Des locataires des habitations à loyer modique (HLM) de la Terrasse Bellerive à Cowansville, au Québec, dénoncent des problèmes persistants de moisissures dans leurs logements. Ces moisissures, causées par l’humidité et des infiltrations d’eau, affectent particulièrement la santé des enfants, provoquant des difficultés respiratoires et des problèmes de sommeil. Curtis MacMillan, locataire depuis 20 ans, témoigne que ses filles doivent parfois utiliser des pompes pour respirer et sont empêchées de dormir à cause de ces problèmes. Roxanne Drew, mère de cinq enfants, rapporte que ses enfants souffrent régulièrement de toux et de maladies liées à l’humidité et aux moisissures. Les immeubles, construits il y a plus de 60 ans, ont obtenu la pire note de vétusté (cote E) de la Société d’habitation du Québec (SHQ), un organisme public qui évalue l’état des logements sociaux au Québec.
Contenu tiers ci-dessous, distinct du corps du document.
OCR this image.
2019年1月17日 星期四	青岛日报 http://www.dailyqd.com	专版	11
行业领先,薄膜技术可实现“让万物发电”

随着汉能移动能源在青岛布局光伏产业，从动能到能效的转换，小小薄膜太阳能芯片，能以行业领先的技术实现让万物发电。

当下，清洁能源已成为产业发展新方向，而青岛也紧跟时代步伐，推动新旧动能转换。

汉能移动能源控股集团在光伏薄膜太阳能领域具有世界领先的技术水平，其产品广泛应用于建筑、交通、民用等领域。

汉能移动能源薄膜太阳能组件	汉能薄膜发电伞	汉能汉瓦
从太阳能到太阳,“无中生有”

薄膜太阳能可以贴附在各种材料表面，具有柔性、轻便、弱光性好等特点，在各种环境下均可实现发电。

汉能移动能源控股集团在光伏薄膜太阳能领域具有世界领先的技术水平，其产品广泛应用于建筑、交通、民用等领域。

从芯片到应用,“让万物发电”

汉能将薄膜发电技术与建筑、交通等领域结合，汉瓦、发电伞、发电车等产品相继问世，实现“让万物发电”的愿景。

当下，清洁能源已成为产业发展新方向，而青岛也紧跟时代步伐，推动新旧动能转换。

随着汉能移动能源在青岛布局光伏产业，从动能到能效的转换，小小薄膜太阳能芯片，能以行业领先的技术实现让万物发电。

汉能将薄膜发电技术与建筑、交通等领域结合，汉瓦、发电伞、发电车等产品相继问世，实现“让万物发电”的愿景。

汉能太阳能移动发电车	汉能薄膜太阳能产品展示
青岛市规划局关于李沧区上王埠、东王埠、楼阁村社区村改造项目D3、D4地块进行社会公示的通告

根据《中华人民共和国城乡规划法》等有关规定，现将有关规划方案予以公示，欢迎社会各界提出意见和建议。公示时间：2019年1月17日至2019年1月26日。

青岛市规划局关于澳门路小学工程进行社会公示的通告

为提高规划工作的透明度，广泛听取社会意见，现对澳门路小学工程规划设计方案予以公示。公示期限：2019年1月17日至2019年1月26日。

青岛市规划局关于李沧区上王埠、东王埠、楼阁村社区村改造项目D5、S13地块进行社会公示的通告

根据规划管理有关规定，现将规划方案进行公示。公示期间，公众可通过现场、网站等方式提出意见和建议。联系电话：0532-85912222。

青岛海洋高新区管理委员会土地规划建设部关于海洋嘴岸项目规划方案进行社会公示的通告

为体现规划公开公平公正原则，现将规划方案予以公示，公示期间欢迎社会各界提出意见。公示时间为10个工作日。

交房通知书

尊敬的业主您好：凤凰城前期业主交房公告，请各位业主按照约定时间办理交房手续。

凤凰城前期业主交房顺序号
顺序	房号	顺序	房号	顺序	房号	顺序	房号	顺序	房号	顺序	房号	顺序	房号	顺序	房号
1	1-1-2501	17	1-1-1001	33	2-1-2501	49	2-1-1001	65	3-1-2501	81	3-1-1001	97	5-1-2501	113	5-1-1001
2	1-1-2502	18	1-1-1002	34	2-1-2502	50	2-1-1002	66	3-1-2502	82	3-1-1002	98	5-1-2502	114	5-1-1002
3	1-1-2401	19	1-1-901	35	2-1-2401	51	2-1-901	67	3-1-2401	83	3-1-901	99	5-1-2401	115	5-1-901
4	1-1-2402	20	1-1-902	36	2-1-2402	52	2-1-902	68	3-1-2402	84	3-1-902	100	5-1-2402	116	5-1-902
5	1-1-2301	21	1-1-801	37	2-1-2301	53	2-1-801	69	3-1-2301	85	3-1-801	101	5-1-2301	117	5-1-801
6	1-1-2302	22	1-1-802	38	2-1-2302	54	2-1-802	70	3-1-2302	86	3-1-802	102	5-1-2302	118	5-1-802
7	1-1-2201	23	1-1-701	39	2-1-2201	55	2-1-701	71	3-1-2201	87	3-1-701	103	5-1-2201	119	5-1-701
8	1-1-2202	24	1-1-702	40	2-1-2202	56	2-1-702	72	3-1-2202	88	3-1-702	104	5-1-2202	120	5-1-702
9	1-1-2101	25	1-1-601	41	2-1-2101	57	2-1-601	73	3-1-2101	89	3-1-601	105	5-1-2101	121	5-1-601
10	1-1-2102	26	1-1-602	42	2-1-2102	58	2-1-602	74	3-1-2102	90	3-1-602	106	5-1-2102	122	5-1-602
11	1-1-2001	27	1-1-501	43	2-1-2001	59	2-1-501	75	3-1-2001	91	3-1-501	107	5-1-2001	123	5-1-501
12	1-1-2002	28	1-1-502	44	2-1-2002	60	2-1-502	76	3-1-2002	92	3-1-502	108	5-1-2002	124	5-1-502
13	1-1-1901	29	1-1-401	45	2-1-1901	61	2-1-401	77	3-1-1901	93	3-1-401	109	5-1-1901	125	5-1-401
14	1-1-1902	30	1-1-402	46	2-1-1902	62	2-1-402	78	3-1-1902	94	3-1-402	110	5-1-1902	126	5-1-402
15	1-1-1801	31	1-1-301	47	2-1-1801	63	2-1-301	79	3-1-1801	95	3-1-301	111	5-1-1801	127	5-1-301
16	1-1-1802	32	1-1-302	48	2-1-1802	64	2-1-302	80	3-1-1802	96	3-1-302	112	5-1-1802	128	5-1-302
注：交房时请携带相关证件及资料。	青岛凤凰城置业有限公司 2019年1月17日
Plusieurs locataires, dont Marielle Leclair et Breana Lynn Morin, décrivent des conditions de vie difficiles dans ces HLM. Marielle Leclair utilise du bicarbonate de soude pour masquer l’odeur de moisissure dans son appartement, tandis que Breana Lynn Morin, qui a grandi dans ce complexe, a mené une enquête informelle auprès de dix familles et constate que beaucoup d’enfants y tombent malades. Elle dénonce un manque de diligence de l’Office d’habitation (OH) Brome-Missisquoi, l’organisme public gestionnaire de ces logements, qu’elle accuse de ne pas traiter ces problèmes comme une priorité. Un employé anonyme de l’OH a confirmé à Radio-Canada que des travaux pour des murs affectés par des moisissures étaient reportés depuis des années.
Sophie Chagnon, directrice générale de l’OH Brome-Missisquoi depuis mai 2026, affirme qu’aucune donnée probante ne démontre un lien entre l’état des immeubles et des problèmes de santé chez les locataires. Elle reconnaît cependant l’état de vétusté avancé des bâtiments et annonce des travaux majeurs de démolition et de reconstruction prévus entre 2027 et 2030, avec un investissement de plusieurs millions de dollars. Ces travaux incluront des réparations de plomberie, de toiture et des relocalisations temporaires si nécessaire. Elle admet aussi un lien de confiance brisé avec les locataires et promet des mesures pour améliorer la communication, comme la création d’un comité consultatif de locataires et d’associations de locataires.
L’OH Brome-Missisquoi gère 497 logements à loyer modique répartis dans huit municipalités de la région de Brome-Missisquoi. Malgré les promesses de travaux, des critiques persistent. Marta Gomes, travailleuse de proximité pour un organisme communautaire, dénonce un manque de respect et de suivi de la part de l’OH, soulignant que les locataires, souvent vulnérables, ne sont pas traités comme des clients normaux. Elle note aussi des problèmes de communication et un déficit d’entretien. Sophie Chagnon reconnaît des enjeux de recrutement de personnel, avec plusieurs employés ayant quitté récemment, ce qui aggrave les difficultés opérationnelles de l’organisme.